The Good: At least RJ does exhibit some personal growth during the moments she revisits. If not for those moments, I may not have finished this book. I enjoyed a few of the characters, mainly Madeline, Daniel, and a couple of the angels. It was lighthearted, despite the subject, and was good for a few laughs.
The Not So Good: I can break this entire book down into about four events. The first hundred pages consist of her arriving in heaven and causing an unprecedented upheaval with her diva fit. The next handful of chapters consists of real plot in which RJ appears to learn the difference between right and wrong. Then we’re right back to an obnoxious court case. **Spoiler Alert** Then RJ spends a few chapters being dropped back into her old life for a total of one day. **End Spoiler Alert**Seventy percent of this book is just banter and arguing between fictionalized versions of religious figures.

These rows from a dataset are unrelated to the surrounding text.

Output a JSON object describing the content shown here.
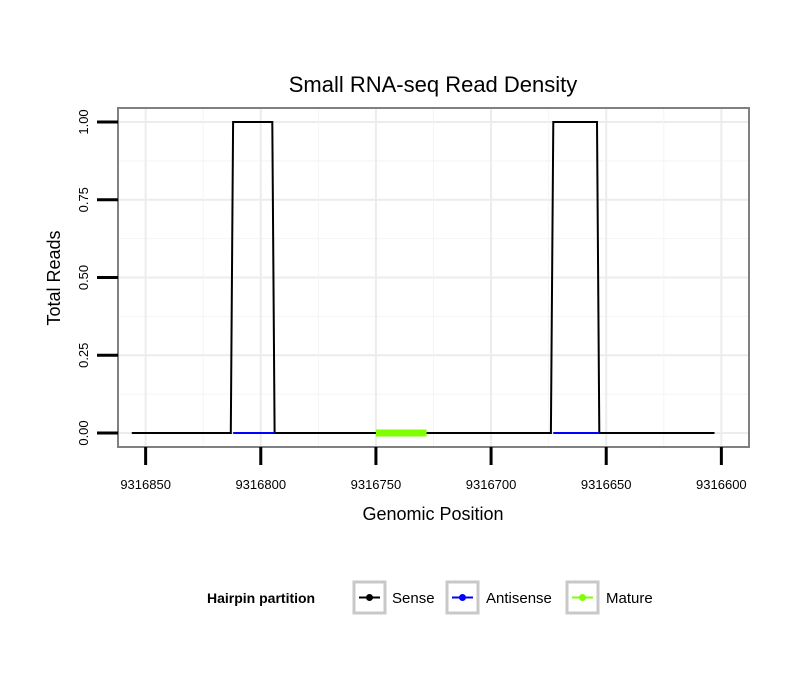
{
  "chart_data": {
    "type": "line",
    "title": "Small RNA-seq Read Density",
    "xlabel": "Genomic Position",
    "ylabel": "Total Reads",
    "x_reversed": true,
    "xlim": [
      9316862,
      9316588
    ],
    "ylim": [
      -0.045,
      1.045
    ],
    "x_ticks": [
      9316850,
      9316800,
      9316750,
      9316700,
      9316650,
      9316600
    ],
    "x_tick_labels": [
      "9316850",
      "9316800",
      "9316750",
      "9316700",
      "9316650",
      "9316600"
    ],
    "y_ticks": [
      0,
      0.25,
      0.5,
      0.75,
      1
    ],
    "y_tick_labels": [
      "0.00",
      "0.25",
      "0.50",
      "0.75",
      "1.00"
    ],
    "grid": true,
    "series": [
      {
        "name": "Sense",
        "color": "#000000",
        "x": [
          9316856,
          9316813,
          9316812,
          9316795,
          9316794,
          9316674,
          9316673,
          9316654,
          9316653,
          9316603
        ],
        "y": [
          0,
          0,
          1,
          1,
          0,
          0,
          1,
          1,
          0,
          0
        ]
      },
      {
        "name": "Antisense",
        "color": "#0000ff",
        "x": [
          9316812,
          9316794,
          9316673,
          9316653
        ],
        "y": [
          0,
          0,
          0,
          0
        ],
        "segments": [
          [
            0,
            1
          ],
          [
            2,
            3
          ]
        ]
      },
      {
        "name": "Mature",
        "color": "#7fff00",
        "x": [
          9316750,
          9316728
        ],
        "y": [
          0,
          0
        ]
      }
    ],
    "legend": {
      "title": "Hairpin partition",
      "position": "bottom",
      "entries": [
        {
          "label": "Sense",
          "color": "#000000"
        },
        {
          "label": "Antisense",
          "color": "#0000ff"
        },
        {
          "label": "Mature",
          "color": "#7fff00"
        }
      ]
    }
  }
}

When I read about some of the things RJ had done, I could understand perfectly why hell was an option for her. Some of the things she did, while not illegal, were definitely immoral. If I had to read one more time about how RJ wasn’t “the person [she was] meant to be,” I was seriously going to chuck this book at the wall. To top off the circus that was this storyline, the justification for RJ’s return to her life rests on her influence on someone who will eventually cure cancer. Really? There is literally nothing more clichéd or less cool than using the cure for a terrible disease as a plot point. And did I mention how terribly disappointing the ending was?
Overall Impression: This book was a misguided attempt to satirize the proceedings of the afterlife. In actuality, it was equal parts ridiculous and boring.
Would I recommend it? I wouldn’t really recommend this one if you’re looking for a meaningful, serious story. It would, however, be a perfect waiting room read if you’re in need of distraction.